From 1936-2018, near the midterms, six presidents have had approval ratings in the range of 40-45%--like Biden. Those cases involved wide variation in seat loss or gain. The range of outcomes in the Senate was between -9 and +2 seats. The average was a loss of 4. In the House, presidents with approval between 40-45%, saw their party lose between 63 and 13 seats, with an average loss of 36 seats. There have been no instances of House seat gains for Presidents with approval as low as Biden’s.
Seats to Defend: This year the Democrats defend 222 seats in the House and 14 in the Senate. From 1934-2018, the incumbent party has on average defended 237 seats in the House and 17 in the Senate.

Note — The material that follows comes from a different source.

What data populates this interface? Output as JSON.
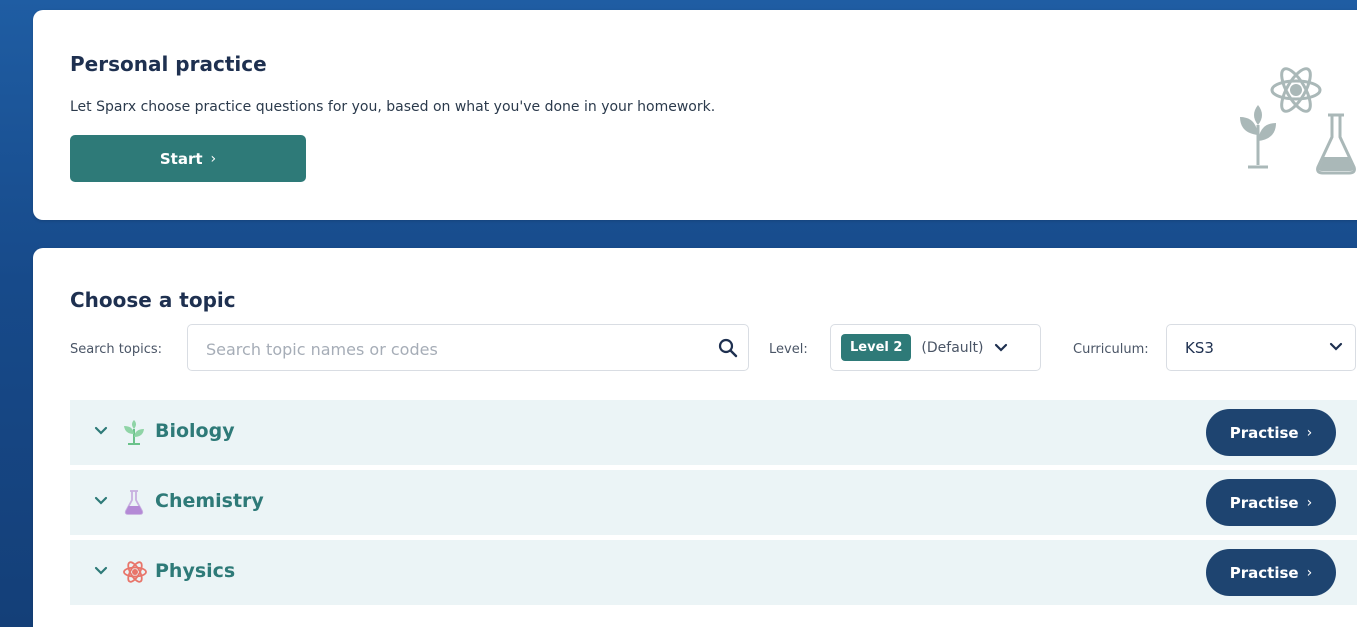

Again, our graphs show that the more seats the party defends, the greater the number lost (correlations of r = 0.35 for House and r=0.57 for Senate).
Presidents defending numbers of seats similar to those at stake in 2022 have lost 8 and gained 18 in the House (Eisenhower and G. W. Bush). They have lost 3 and gained 14 in the Senate (Reagan and FDR).
What about the economy, stupid? Some observers expect a negative effect for Biden from recent inflation, but that may be offset by positive news on jobs. For this analysis, we examined inflation (CPI) and nonfarm jobs growth. Both variables have sometimes seemed important in forecasting presidential elections. Jobs growth figures look quite good for Biden at a year-over-year rate of over 4%. These figures are among the three highest midterm-election-year observations in the period 1946-2018. Inflation is not so great, clocking in recently at 8.4%. That's the second highest reading in a midterm year for the years we examine (exceeded by 1974).
It is perhaps surprising that neither variable is strongly correlated with midterm seat gains or losses. Inflation is weakly negative for House seats, but has a zero correlation for the Senate. Jobs growth or decline has had zero correlation with both the House and Senate seat gains by the President’s party.
Including the economic variables in a regression model results in a slightly better fit in the House model and makes almost no difference for the Senate. The point forecast is basically identical in both models as are the standard errors. The point forecast is for Democrats to have a 29 seat loss in the House, and a 3 seat loss in the Senate.